Кесирт страстно сопротивлялась, не кричала, а сжимала и отводила в сторону от большого, страстного рта свои губы. Упиралась парню в грудь, била по лицу, вцепилась в курчавые волосы. Наконец, они споткнулись и Кесирт упала спиной прямо на камни, подминаемая тяжестью мужского тела. Она закричала от боли… расслабилась.
На земле, в положении лежа, Цанка совсем потерял голову, вконец озверел. Одной рукой он залез глубоко под платье, почувствовал влагу и пот женского тела, коснулся жестких волос, а ртом он сумел впиться в ее пухлые губы… Этого всего оказалось более чем достаточно. Щедрая молодая страсть не выдержала и хлынула наружу, он стонал, придавливал всем телом женщину, и под конец весь напрягся в напряжении, и в следующее мгновение сник, безвольно распластался на мягком теле, тяжело дышал слюнявым ртом ей в ухо.
Тогда Кесирт резким движением скинула его клейкое от пота тело, вскочила, пнула в его бок ногой, прыгнула в воду и стала смывать с платья обильную слизь.
Выйдя из воды, взяла свои чувяки и косынку, пошла к телеге, бросив Цанке:
— Не мужчина. Скотина, свинья поганая.
Свернувшись в клубок, рыдая, она заснула на телеге. Цанка еще долго сидел у реки опустошенный, рабитый, испытывая отвращение и к себе, и к Кесирт, и ко всему миру.
После, окончательно, прозябнув, он встал, накинул бурку, поднял с камней мокрую одежду. Воровато, краем глаза поглядывая на луну, пошел к костру, в тень старой ольхи. Машинально, как во сне, возился вокруг потухшего костра, разжигая его вновь, развешивал свою одежду, проклинал себя, от стыда не мог найти покоя, не знал как искупить вину, как повернуть время вспять.
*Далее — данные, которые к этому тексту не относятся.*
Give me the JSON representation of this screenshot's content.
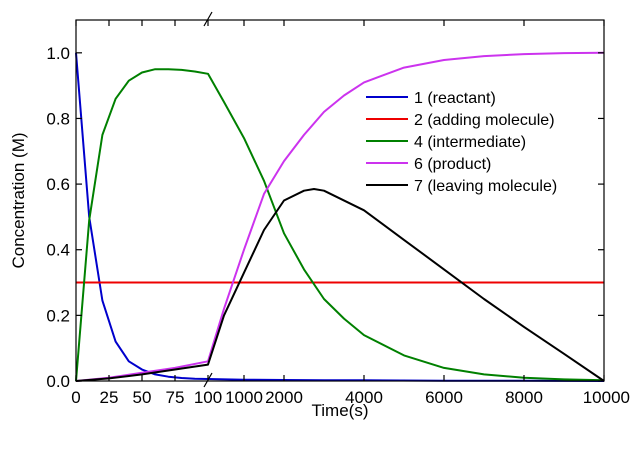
{
  "chart_data": {
    "type": "line",
    "title": "",
    "xlabel": "Time(s)",
    "ylabel": "Concentration (M)",
    "x_axis": {
      "broken": true,
      "segments": [
        {
          "range": [
            0,
            100
          ],
          "ticks": [
            0,
            25,
            50,
            75,
            100
          ]
        },
        {
          "range": [
            100,
            10000
          ],
          "ticks": [
            1000,
            2000,
            4000,
            6000,
            8000,
            10000
          ]
        }
      ],
      "tick_labels": [
        "0",
        "25",
        "50",
        "75",
        "100",
        "1000",
        "2000",
        "4000",
        "6000",
        "8000",
        "10000"
      ]
    },
    "ylim": [
      0,
      1.1
    ],
    "y_ticks": [
      0.0,
      0.2,
      0.4,
      0.6,
      0.8,
      1.0
    ],
    "y_tick_labels": [
      "0.0",
      "0.2",
      "0.4",
      "0.6",
      "0.8",
      "1.0"
    ],
    "grid": false,
    "legend_placement": "top-right",
    "series": [
      {
        "name": "1 (reactant)",
        "color": "#0000cc",
        "points": [
          [
            0,
            1.0
          ],
          [
            10,
            0.5
          ],
          [
            20,
            0.245
          ],
          [
            30,
            0.12
          ],
          [
            40,
            0.06
          ],
          [
            50,
            0.035
          ],
          [
            60,
            0.02
          ],
          [
            70,
            0.013
          ],
          [
            80,
            0.009
          ],
          [
            90,
            0.007
          ],
          [
            100,
            0.006
          ],
          [
            1000,
            0.004
          ],
          [
            2000,
            0.003
          ],
          [
            3000,
            0.002
          ],
          [
            4000,
            0.002
          ],
          [
            6000,
            0.001
          ],
          [
            8000,
            0.001
          ],
          [
            10000,
            0.0
          ]
        ]
      },
      {
        "name": "2 (adding molecule)",
        "color": "#ee0000",
        "points": [
          [
            0,
            0.3
          ],
          [
            100,
            0.3
          ],
          [
            10000,
            0.3
          ]
        ]
      },
      {
        "name": "4 (intermediate)",
        "color": "#008000",
        "points": [
          [
            0,
            0.0
          ],
          [
            10,
            0.49
          ],
          [
            20,
            0.75
          ],
          [
            30,
            0.86
          ],
          [
            40,
            0.915
          ],
          [
            50,
            0.94
          ],
          [
            60,
            0.95
          ],
          [
            70,
            0.95
          ],
          [
            80,
            0.948
          ],
          [
            90,
            0.943
          ],
          [
            100,
            0.936
          ],
          [
            500,
            0.85
          ],
          [
            1000,
            0.74
          ],
          [
            1500,
            0.61
          ],
          [
            2000,
            0.45
          ],
          [
            2500,
            0.34
          ],
          [
            3000,
            0.25
          ],
          [
            3500,
            0.19
          ],
          [
            4000,
            0.14
          ],
          [
            5000,
            0.078
          ],
          [
            6000,
            0.04
          ],
          [
            7000,
            0.02
          ],
          [
            8000,
            0.01
          ],
          [
            9000,
            0.005
          ],
          [
            10000,
            0.002
          ]
        ]
      },
      {
        "name": "6 (product)",
        "color": "#cc33ee",
        "points": [
          [
            0,
            0.0
          ],
          [
            25,
            0.01
          ],
          [
            50,
            0.025
          ],
          [
            75,
            0.04
          ],
          [
            100,
            0.06
          ],
          [
            500,
            0.22
          ],
          [
            1000,
            0.4
          ],
          [
            1500,
            0.57
          ],
          [
            2000,
            0.67
          ],
          [
            2500,
            0.75
          ],
          [
            3000,
            0.82
          ],
          [
            3500,
            0.87
          ],
          [
            4000,
            0.91
          ],
          [
            5000,
            0.955
          ],
          [
            6000,
            0.978
          ],
          [
            7000,
            0.99
          ],
          [
            8000,
            0.996
          ],
          [
            9000,
            0.999
          ],
          [
            10000,
            1.0
          ]
        ]
      },
      {
        "name": "7 (leaving molecule)",
        "color": "#000000",
        "points": [
          [
            0,
            0.0
          ],
          [
            25,
            0.008
          ],
          [
            50,
            0.02
          ],
          [
            75,
            0.035
          ],
          [
            100,
            0.05
          ],
          [
            500,
            0.2
          ],
          [
            1000,
            0.33
          ],
          [
            1500,
            0.46
          ],
          [
            2000,
            0.55
          ],
          [
            2500,
            0.58
          ],
          [
            2750,
            0.585
          ],
          [
            3000,
            0.58
          ],
          [
            4000,
            0.52
          ],
          [
            5000,
            0.43
          ],
          [
            6000,
            0.34
          ],
          [
            7000,
            0.25
          ],
          [
            8000,
            0.165
          ],
          [
            9000,
            0.083
          ],
          [
            10000,
            0.0
          ]
        ]
      }
    ]
  }
}
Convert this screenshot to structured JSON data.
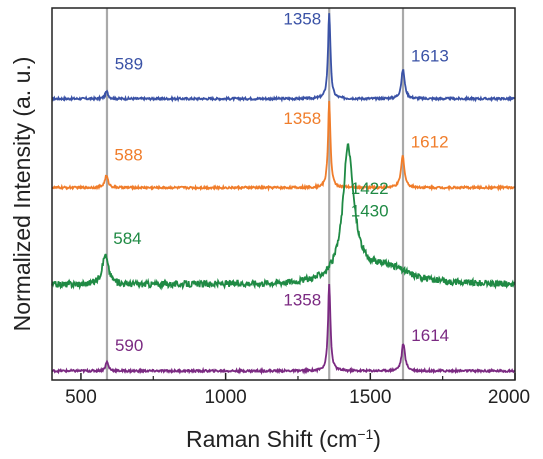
{
  "chart_data": {
    "type": "line",
    "xlabel": "Raman Shift (cm",
    "xlabel_superscript": "−1",
    "xlabel_suffix": ")",
    "ylabel": "Normalized Intensity (a. u.)",
    "xlim": [
      400,
      2000
    ],
    "x_ticks": [
      500,
      1000,
      1500,
      2000
    ],
    "x_tick_labels": [
      "500",
      "1000",
      "1500",
      "2000"
    ],
    "y_ticks_labeled": false,
    "grid": false,
    "reference_lines": [
      590,
      1358,
      1613
    ],
    "reference_line_color": "#a9a9a9",
    "series": [
      {
        "color": "#3a52a6",
        "baseline": 3.0,
        "noise": 0.012,
        "peaks": [
          {
            "x": 589,
            "height": 0.08,
            "width": 6
          },
          {
            "x": 1358,
            "height": 0.95,
            "width": 5
          },
          {
            "x": 1613,
            "height": 0.32,
            "width": 7
          }
        ],
        "labels": [
          {
            "text": "589",
            "x": 589,
            "y": 3.32
          },
          {
            "text": "1358",
            "x": 1358,
            "y": 3.82
          },
          {
            "text": "1613",
            "x": 1613,
            "y": 3.41
          }
        ]
      },
      {
        "color": "#f07d2b",
        "baseline": 2.02,
        "noise": 0.012,
        "peaks": [
          {
            "x": 588,
            "height": 0.13,
            "width": 7
          },
          {
            "x": 1358,
            "height": 0.95,
            "width": 5
          },
          {
            "x": 1612,
            "height": 0.35,
            "width": 7
          }
        ],
        "labels": [
          {
            "text": "588",
            "x": 588,
            "y": 2.32
          },
          {
            "text": "1358",
            "x": 1358,
            "y": 2.72
          },
          {
            "text": "1612",
            "x": 1612,
            "y": 2.46
          }
        ]
      },
      {
        "color": "#1f8a44",
        "baseline": 0.95,
        "noise": 0.035,
        "peaks": [
          {
            "x": 584,
            "height": 0.32,
            "width": 13
          },
          {
            "x": 1422,
            "height": 0.95,
            "width": 18
          },
          {
            "x": 1430,
            "height": 0.55,
            "width": 35
          },
          {
            "x": 1560,
            "height": 0.18,
            "width": 90
          }
        ],
        "labels": [
          {
            "text": "584",
            "x": 584,
            "y": 1.4
          },
          {
            "text": "1422",
            "x": 1422,
            "y": 1.95
          },
          {
            "text": "1430",
            "x": 1430,
            "y": 1.7
          }
        ]
      },
      {
        "color": "#7b2a82",
        "baseline": 0.0,
        "noise": 0.012,
        "peaks": [
          {
            "x": 590,
            "height": 0.1,
            "width": 6
          },
          {
            "x": 1358,
            "height": 0.95,
            "width": 5
          },
          {
            "x": 1614,
            "height": 0.3,
            "width": 7
          }
        ],
        "labels": [
          {
            "text": "590",
            "x": 590,
            "y": 0.22
          },
          {
            "text": "1358",
            "x": 1358,
            "y": 0.72
          },
          {
            "text": "1614",
            "x": 1614,
            "y": 0.33
          }
        ]
      }
    ]
  }
}
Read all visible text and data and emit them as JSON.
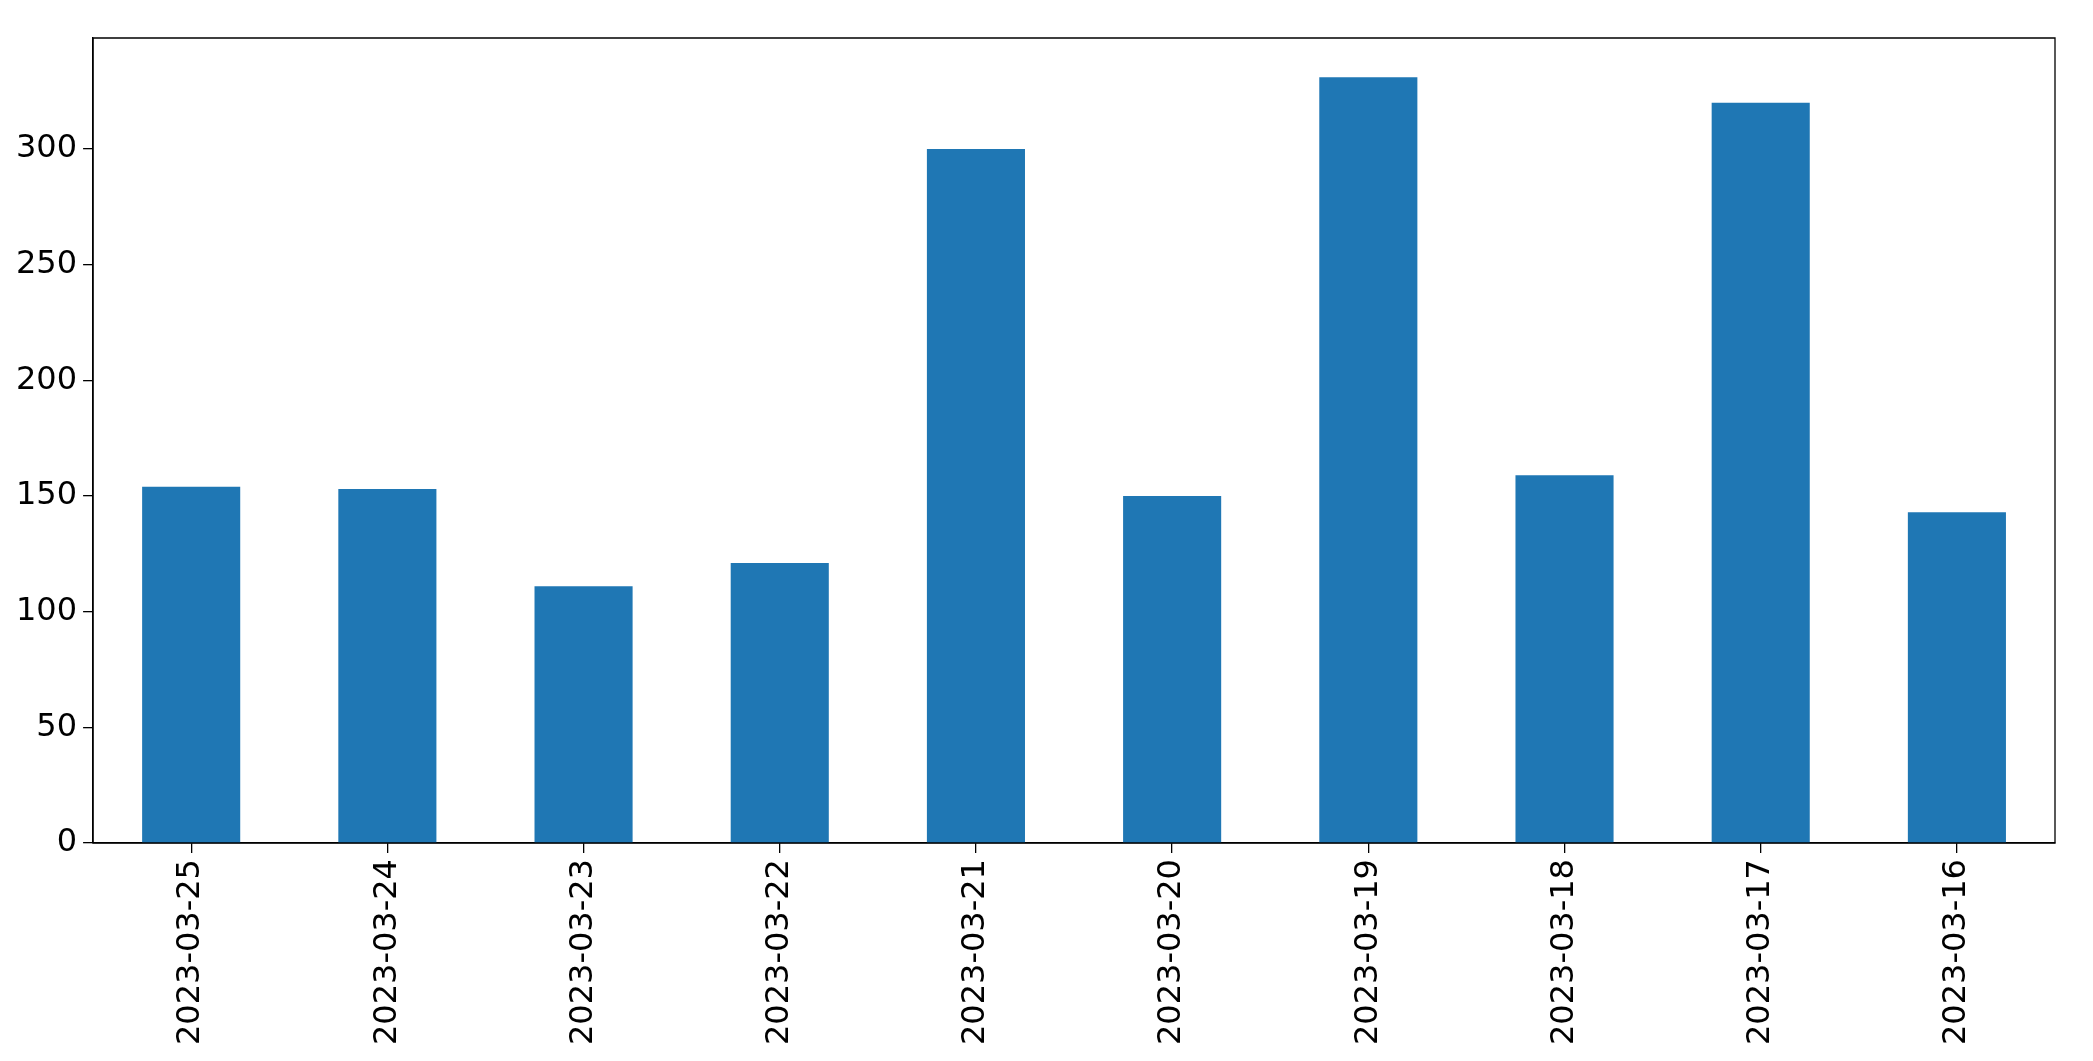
{
  "chart_data": {
    "type": "bar",
    "categories": [
      "2023-03-25",
      "2023-03-24",
      "2023-03-23",
      "2023-03-22",
      "2023-03-21",
      "2023-03-20",
      "2023-03-19",
      "2023-03-18",
      "2023-03-17",
      "2023-03-16"
    ],
    "values": [
      154,
      153,
      111,
      121,
      300,
      150,
      331,
      159,
      320,
      143
    ],
    "color": "#1f77b4",
    "ylim": [
      0,
      348
    ],
    "yticks": [
      0,
      50,
      100,
      150,
      200,
      250,
      300
    ],
    "grid": false,
    "legend": false
  }
}
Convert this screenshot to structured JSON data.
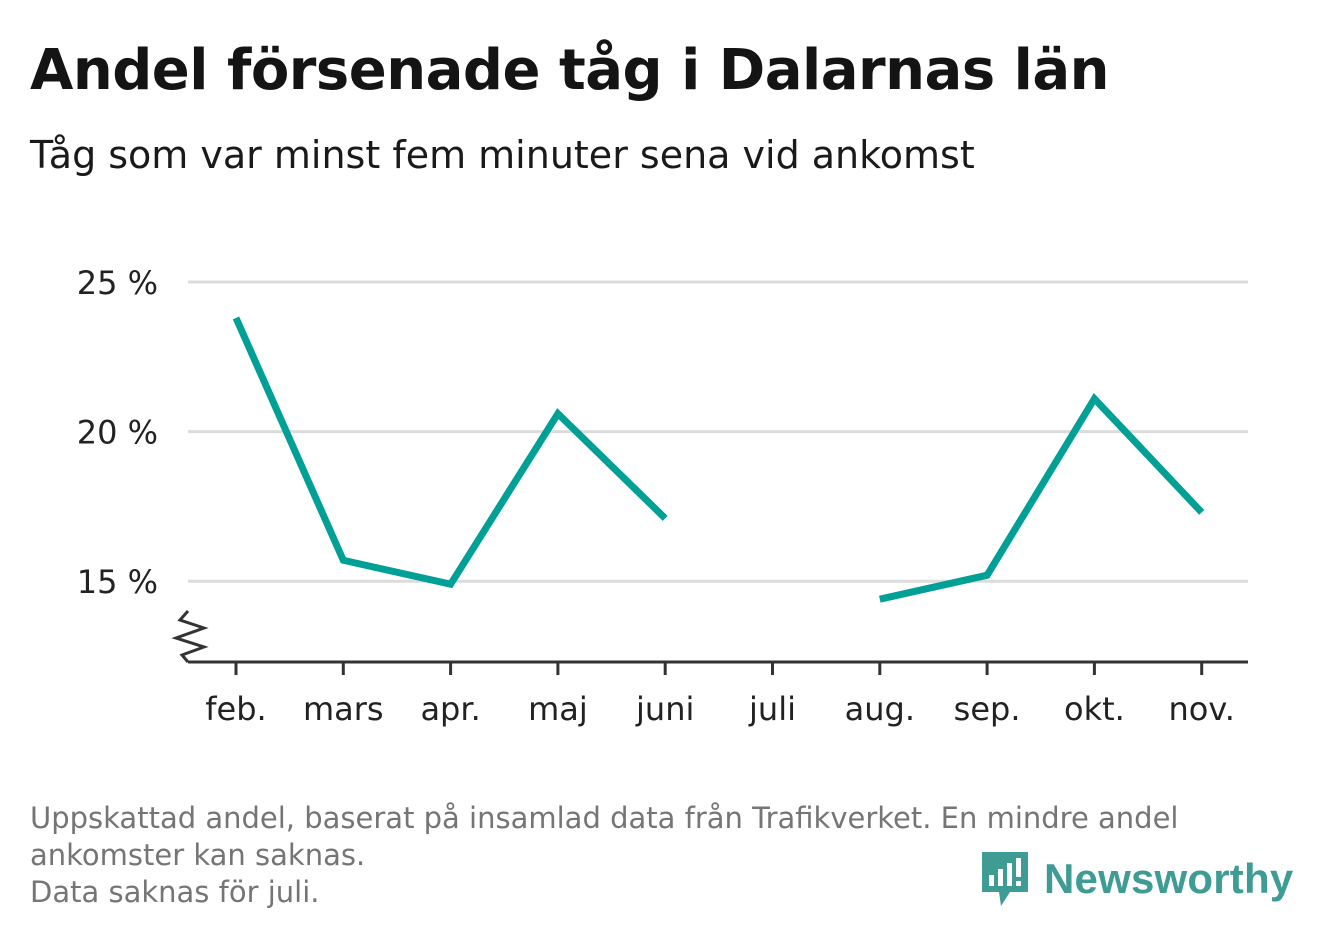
{
  "title": "Andel försenade tåg i Dalarnas län",
  "subtitle": "Tåg som var minst fem minuter sena vid ankomst",
  "footnote": {
    "line1": "Uppskattad andel, baserat på insamlad data från Trafikverket. En mindre andel ankomster kan saknas.",
    "line2": "Data saknas för juli."
  },
  "logo": {
    "text": "Newsworthy",
    "icon": "bar-chart-speech-bubble-icon",
    "color": "#3e9c95"
  },
  "colors": {
    "line": "#00a096",
    "grid": "#dcdcdc",
    "axis": "#333333",
    "text": "#222222"
  },
  "chart_data": {
    "type": "line",
    "categories": [
      "feb.",
      "mars",
      "apr.",
      "maj",
      "juni",
      "juli",
      "aug.",
      "sep.",
      "okt.",
      "nov."
    ],
    "series": [
      {
        "values": [
          23.8,
          15.7,
          14.9,
          20.6,
          17.1,
          null,
          14.4,
          15.2,
          21.1,
          17.3
        ]
      }
    ],
    "ylim": [
      12.3,
      25
    ],
    "yticks": [
      15,
      20,
      25
    ],
    "ytick_labels": [
      "15 %",
      "20 %",
      "25 %"
    ],
    "y_axis_break": true,
    "grid": "horizontal",
    "legend": "none"
  }
}
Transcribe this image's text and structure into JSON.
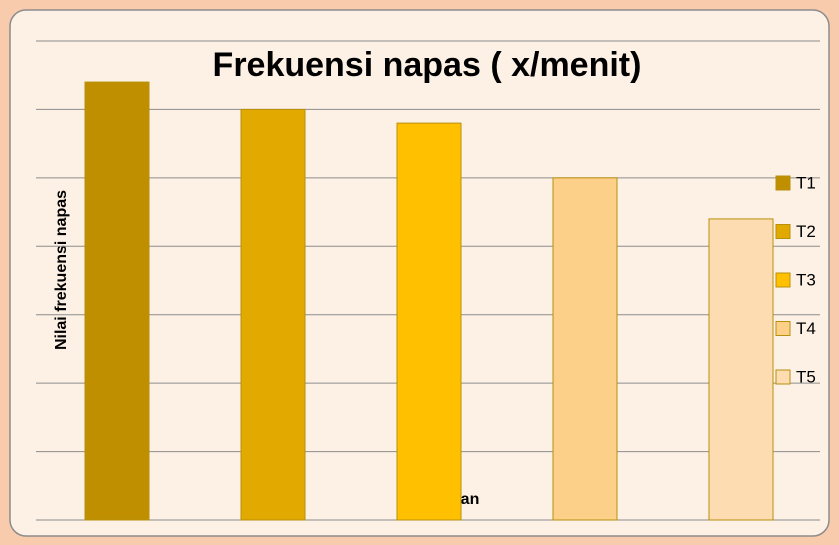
{
  "chart_data": {
    "type": "bar",
    "title": "Frekuensi napas ( x/menit)",
    "x_label": "Pertemuan",
    "y_label": "Nilai frekuensi napas",
    "categories": [
      null
    ],
    "series": [
      {
        "name": "T1",
        "color": "#bf8f00",
        "values": [
          6.4
        ]
      },
      {
        "name": "T2",
        "color": "#e2aa00",
        "values": [
          6.0
        ]
      },
      {
        "name": "T3",
        "color": "#ffc000",
        "values": [
          5.8
        ]
      },
      {
        "name": "T4",
        "color": "#fdd08a",
        "values": [
          5.0
        ]
      },
      {
        "name": "T5",
        "color": "#fddcb2",
        "values": [
          4.4
        ]
      }
    ],
    "ylim": [
      0,
      7
    ],
    "yticks": [
      0,
      1,
      2,
      3,
      4,
      5,
      6,
      7
    ],
    "grid": true,
    "legend": "right"
  }
}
Не выдержав, на цыпочках подошел к телеге, долго вглядывался в знакомые черты. Силы возвращались в молодое тело, а вместе с ними и страсть, и любовь, и новое желание. Только теперь это было по-другому. Вдруг она показалась ему родной, своей. Какие-то новые чувства любви проснулись в нем. Ему показалось, что он стал взрослее, ответственнее, и даже сильнее. Он хотел ее погладить, поцеловать, но боялся.
Сел возле костра, подложил дрова. Задумался.
— У-гуух, — раздался совсем рядом глухой громкий голос. Цанка встрепенулся, испугался.
— У-гуух, — донеслось издалека, с противоположной горы. Еще несколько таких же криков с особым магическим очарованием пронеслись эхом по ущелью.
Вдруг совсем рядом послышался странный шум, и Цанка увидел, как степенно махая широкими крыльями, через реку полетела крупная сова.
Зараженные действиями молодых людей, а может просто весной, ночные хищники взбудоражили таинством звуков ночной сказочный лес. От колдовского пения сов, замерли в тишине горы, даже испуганные лягушки перестали квакать.